Not a problem. When faced with a unsolvable situation like that the car will simply blow up in place, saving both external people and stopping the car passengers from having to deal with a lifetime of guilt. Simple.
 
Not a problem. When faced with a unsolvable situation like that the car will simply blow up in place, saving both external people and stopping the car passengers from having to deal with a lifetime of guilt. Simple.


The problem is that you can't design a 100% fool proof system. This reminds me of countless work meetings where everyone argues about the edge cases when a new proposal is presented that is better than what's currently in place. I also think that's human nature. :)

The reality is self driving cars only need to better than humans driving cars. With the data that we currently have, that seems to be the trend.

Google has been publishing their self driving car stats and at last check, it's self driving cars at 0 accidents, humans 14. I suspect someday their car will fail - it's only a matter of time - but I doubt they'll catch up to humans.
 
Google still has a human driver onboard when the computer "needs" help. We do not know how often the human has to step in.

About hardware failure, how long do your PCs or laptops last? And when they fail, what happens?

If the computer in your car fails, is it going to accelerate hard, or stomp on the brakes? Does it swerve hard left or right? Keep coasting straight at the same speed? Or is it going to be different and unpredictable for every failure? I guess eventually the car will stop when encountering sufficient obstacles.

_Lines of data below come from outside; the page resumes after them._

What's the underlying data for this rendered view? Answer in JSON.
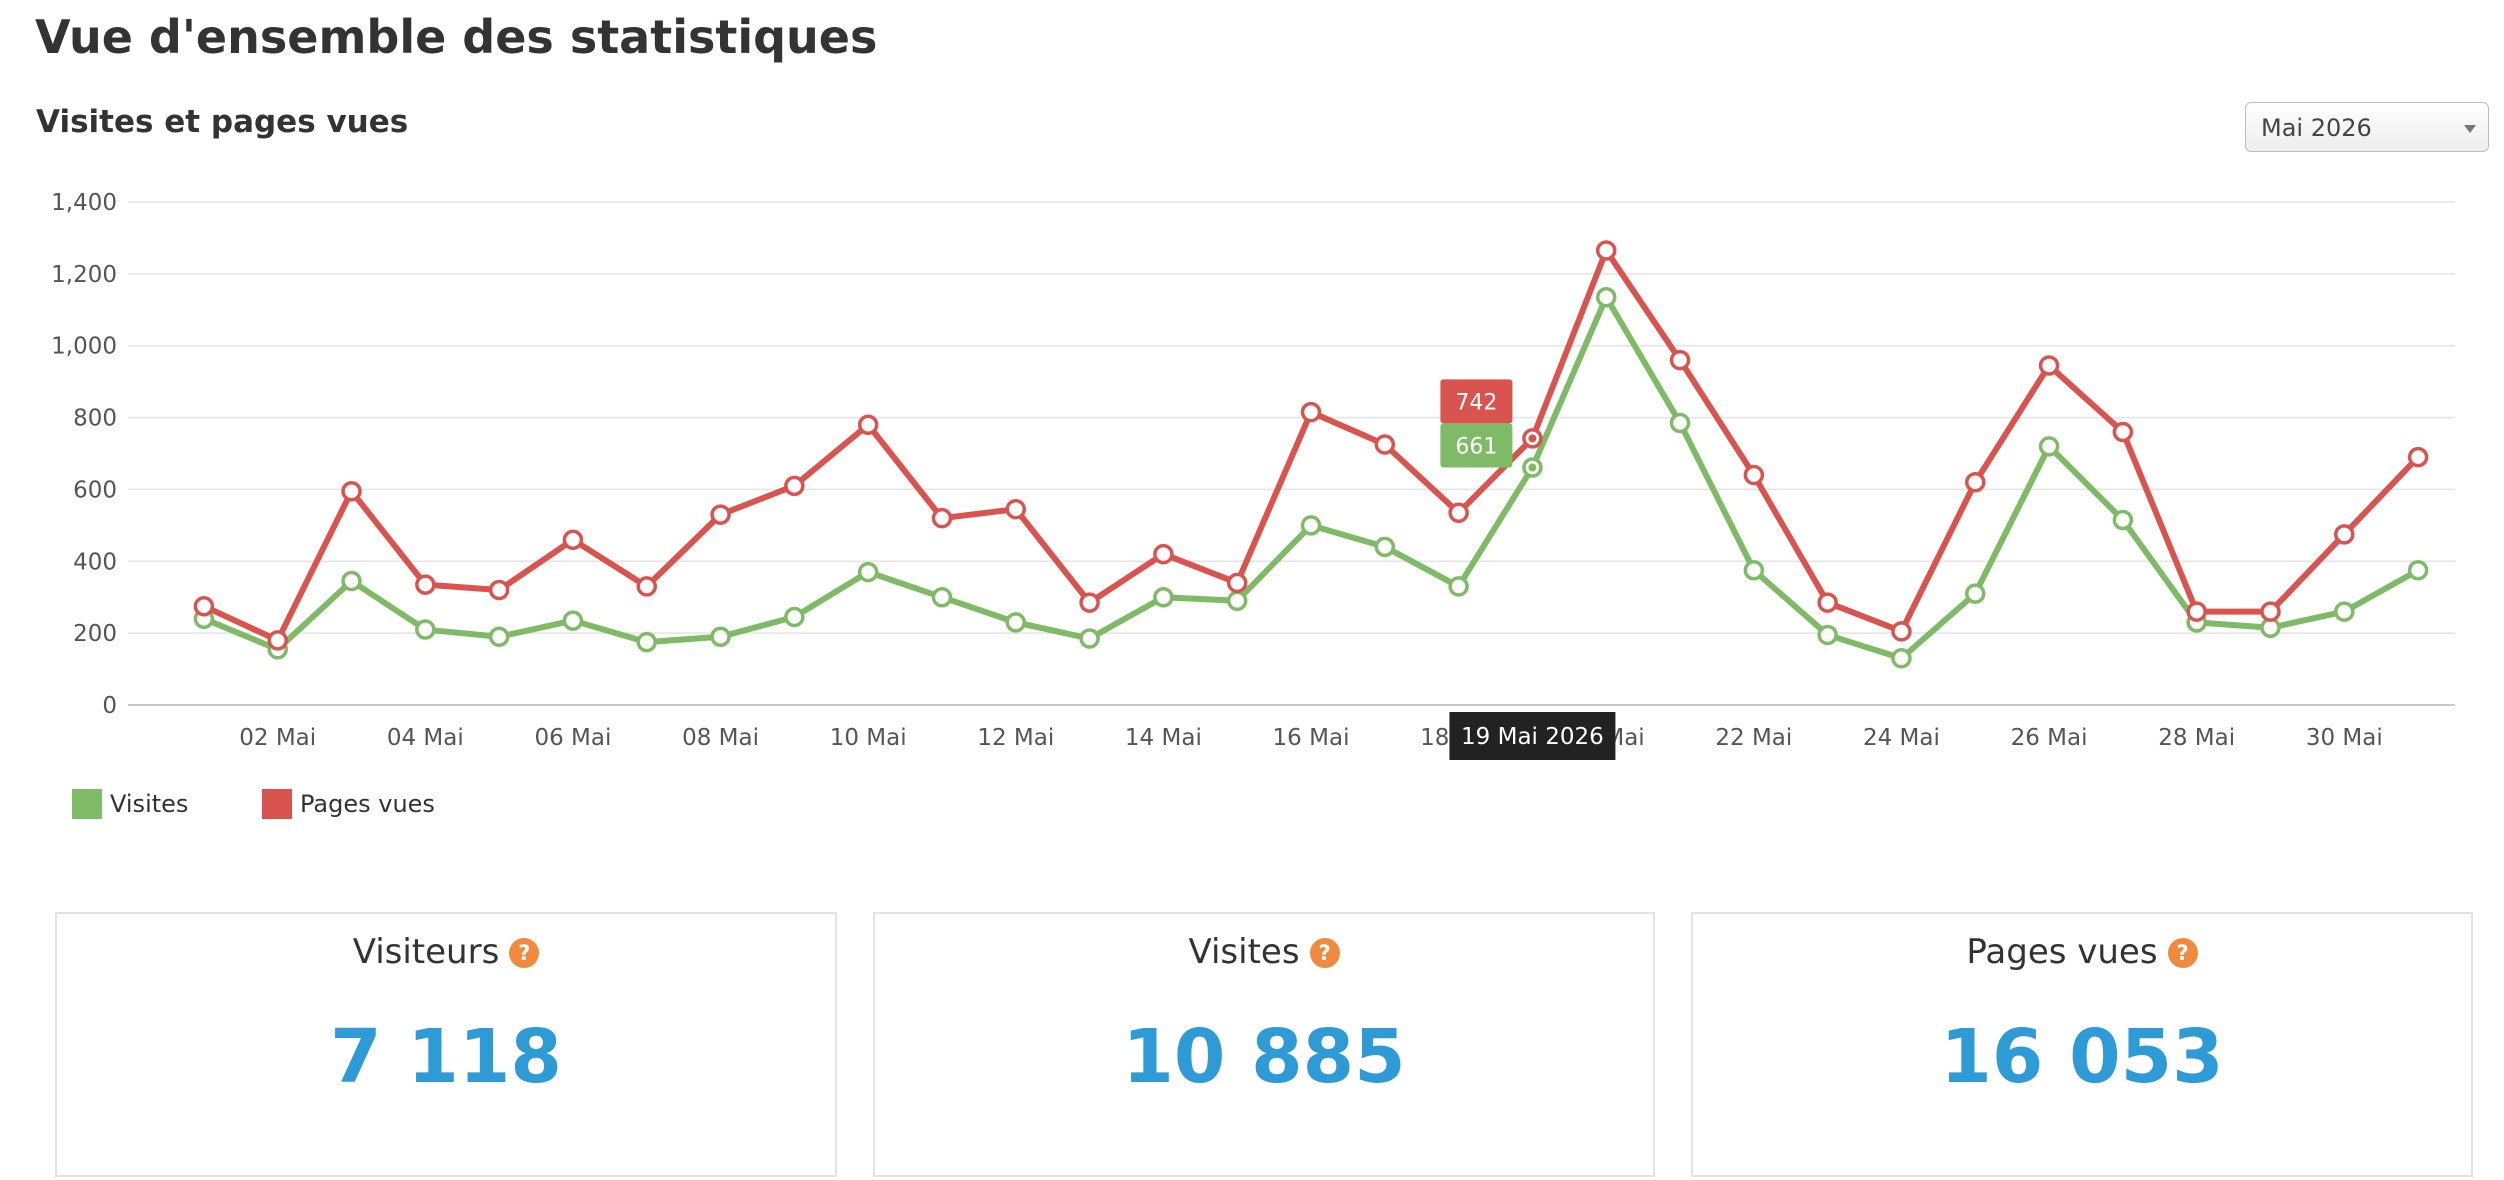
{
  "page": {
    "title": "Vue d'ensemble des statistiques"
  },
  "chart_section": {
    "title": "Visites et pages vues",
    "period_select": {
      "value": "Mai 2026"
    }
  },
  "chart_data": {
    "type": "line",
    "categories": [
      "01 Mai",
      "02 Mai",
      "03 Mai",
      "04 Mai",
      "05 Mai",
      "06 Mai",
      "07 Mai",
      "08 Mai",
      "09 Mai",
      "10 Mai",
      "11 Mai",
      "12 Mai",
      "13 Mai",
      "14 Mai",
      "15 Mai",
      "16 Mai",
      "17 Mai",
      "18 Mai",
      "19 Mai",
      "20 Mai",
      "21 Mai",
      "22 Mai",
      "23 Mai",
      "24 Mai",
      "25 Mai",
      "26 Mai",
      "27 Mai",
      "28 Mai",
      "29 Mai",
      "30 Mai",
      "31 Mai"
    ],
    "x_tick_labels": [
      "02 Mai",
      "04 Mai",
      "06 Mai",
      "08 Mai",
      "10 Mai",
      "12 Mai",
      "14 Mai",
      "16 Mai",
      "18 Mai",
      "20 Mai",
      "22 Mai",
      "24 Mai",
      "26 Mai",
      "28 Mai",
      "30 Mai"
    ],
    "y_ticks": [
      "0",
      "200",
      "400",
      "600",
      "800",
      "1,000",
      "1,200",
      "1,400"
    ],
    "ylim": [
      0,
      1400
    ],
    "grid": true,
    "legend_position": "bottom-left",
    "series": [
      {
        "name": "Visites",
        "color": "#7fba66",
        "values": [
          240,
          155,
          345,
          210,
          190,
          235,
          175,
          190,
          245,
          370,
          300,
          230,
          185,
          300,
          290,
          500,
          440,
          330,
          661,
          1135,
          785,
          375,
          195,
          130,
          310,
          720,
          515,
          230,
          215,
          260,
          375
        ]
      },
      {
        "name": "Pages vues",
        "color": "#d9534f",
        "values": [
          275,
          180,
          595,
          335,
          320,
          460,
          330,
          530,
          610,
          780,
          520,
          545,
          285,
          420,
          340,
          815,
          725,
          535,
          742,
          1265,
          960,
          640,
          285,
          205,
          620,
          945,
          760,
          260,
          260,
          475,
          690
        ]
      }
    ],
    "tooltip": {
      "date_label": "19 Mai 2026",
      "index": 18,
      "values": [
        "742",
        "661"
      ]
    }
  },
  "stats": [
    {
      "label": "Visiteurs",
      "value": "7 118",
      "help_icon": "?"
    },
    {
      "label": "Visites",
      "value": "10 885",
      "help_icon": "?"
    },
    {
      "label": "Pages vues",
      "value": "16 053",
      "help_icon": "?"
    }
  ]
}
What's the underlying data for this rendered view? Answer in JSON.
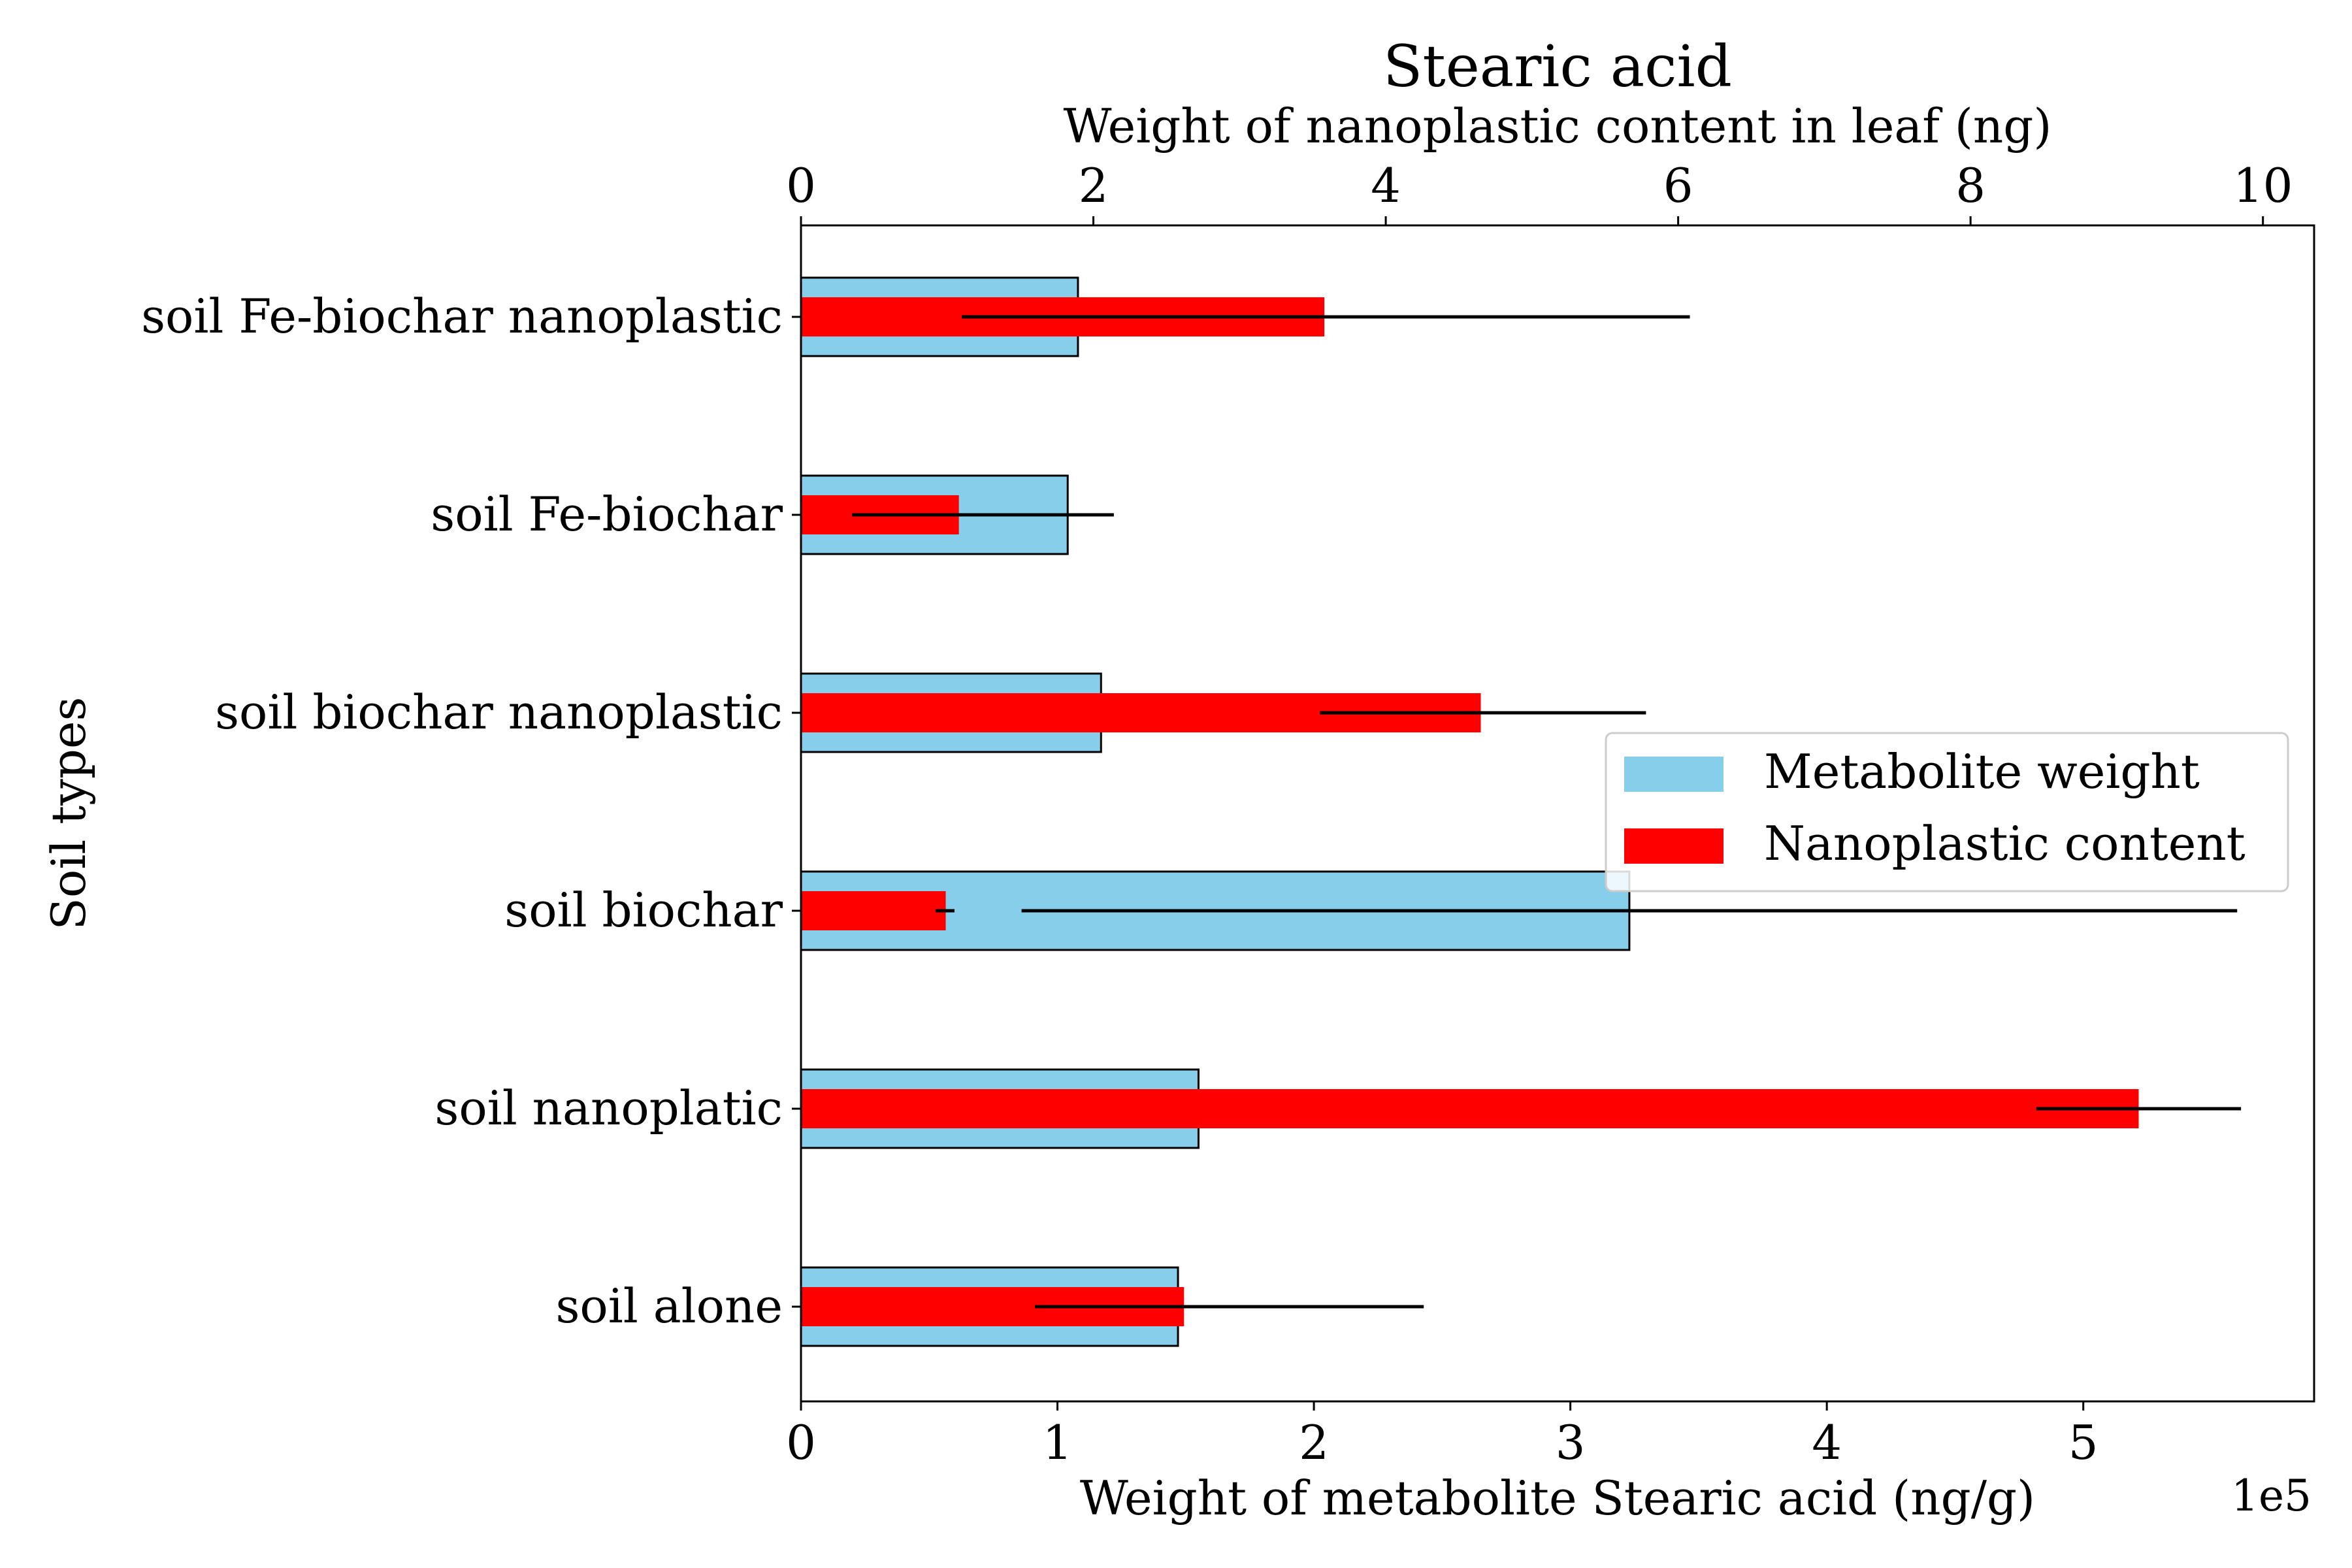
{
  "chart_data": {
    "type": "bar",
    "orientation": "horizontal",
    "title": "Stearic acid",
    "title_color": "#a52a2a",
    "xlabel_bottom": "Weight of metabolite Stearic acid (ng/g)",
    "xlabel_top": "Weight of nanoplastic content in leaf (ng)",
    "ylabel": "Soil types",
    "offset_text": "1e5",
    "bottom_axis": {
      "min": 0,
      "max": 5.9,
      "ticks": [
        0,
        1,
        2,
        3,
        4,
        5
      ],
      "tick_labels": [
        "0",
        "1",
        "2",
        "3",
        "4",
        "5"
      ]
    },
    "top_axis": {
      "min": 0,
      "max": 10.35,
      "ticks": [
        0,
        2,
        4,
        6,
        8,
        10
      ],
      "tick_labels": [
        "0",
        "2",
        "4",
        "6",
        "8",
        "10"
      ]
    },
    "categories": [
      "soil Fe-biochar nanoplastic",
      "soil Fe-biochar",
      "soil biochar nanoplastic",
      "soil biochar",
      "soil nanoplatic",
      "soil alone"
    ],
    "series": [
      {
        "name": "Metabolite weight",
        "axis": "bottom",
        "color": "#87ceeb",
        "values": [
          1.08,
          1.04,
          1.17,
          3.23,
          1.55,
          1.47
        ],
        "error_low": [
          null,
          null,
          null,
          0.86,
          null,
          null
        ],
        "error_high": [
          null,
          null,
          null,
          5.6,
          null,
          null
        ]
      },
      {
        "name": "Nanoplastic content",
        "axis": "top",
        "color": "#ff0000",
        "values": [
          3.58,
          1.08,
          4.65,
          0.99,
          9.15,
          2.62
        ],
        "error_low": [
          1.1,
          0.35,
          3.55,
          0.92,
          8.45,
          1.6
        ],
        "error_high": [
          6.08,
          2.14,
          5.78,
          1.05,
          9.85,
          4.26
        ]
      }
    ],
    "legend": {
      "position": "right",
      "entries": [
        "Metabolite weight",
        "Nanoplastic content"
      ]
    },
    "grid": false
  }
}
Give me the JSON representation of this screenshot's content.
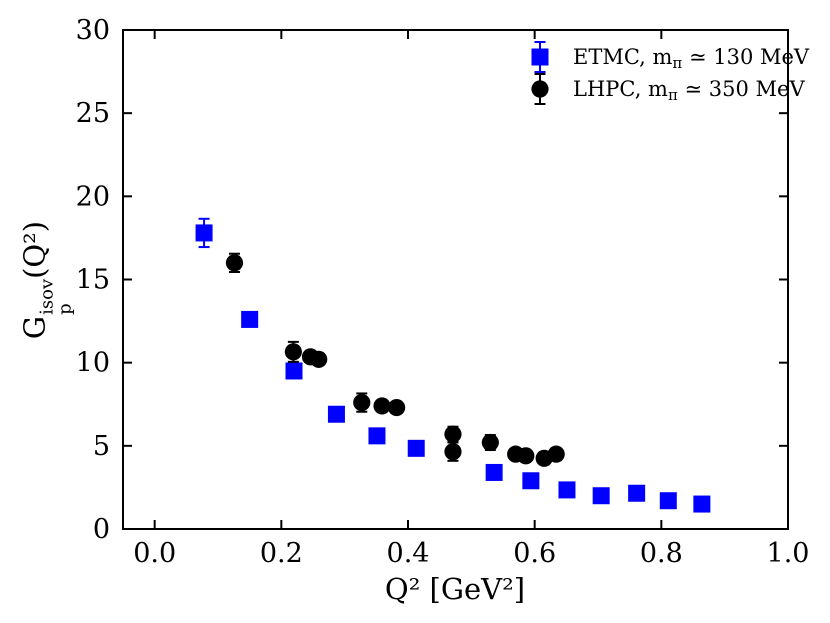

I worked on a fault-tolerant autoland autopilot 35 years ago. Then as is now, the only way to handle failures is to have a triplex, sometimes quadruplex system, and use majority voting. This means 3 computers to fly the plane while only one is really needed. If one channel says the plane should go down, while 2 others say the plane should go up, the majority wins. The failure is logged, and when the aircraft lands it is not permitted to fly again until the problem is fixed.

This redundancy is carried throughout the plane. Even the cockpit switches and dials are redundant (2 or 3 built into 1), so that a bad button will not cause a wrong input without being detected. Actuators to move the plane control surfaces are triplex, so that two good ones will override the bad one. The control surfaces are often redundant themselves. Jetliners like the DC-10 have upper and lower rudders, inboard and outboard ailerons, left and right elevators, etc... Ditto for triplex hydraulic systems, electrical power sources, etc... Heck, we used to have 3 human pilots in the cockpit, and still have 2 today. Redundancy, redundancy...

Granted, car systems do not have to be so elaborate, but certain safety aspects are still needed and must be defined. In the wake of the Toyota infamous "unintended acceleration", the NHTSA has been criticized as not being as knowledgeable in regulating auto electronics, to the same level as the FAA in establishing safety standards for airplanes.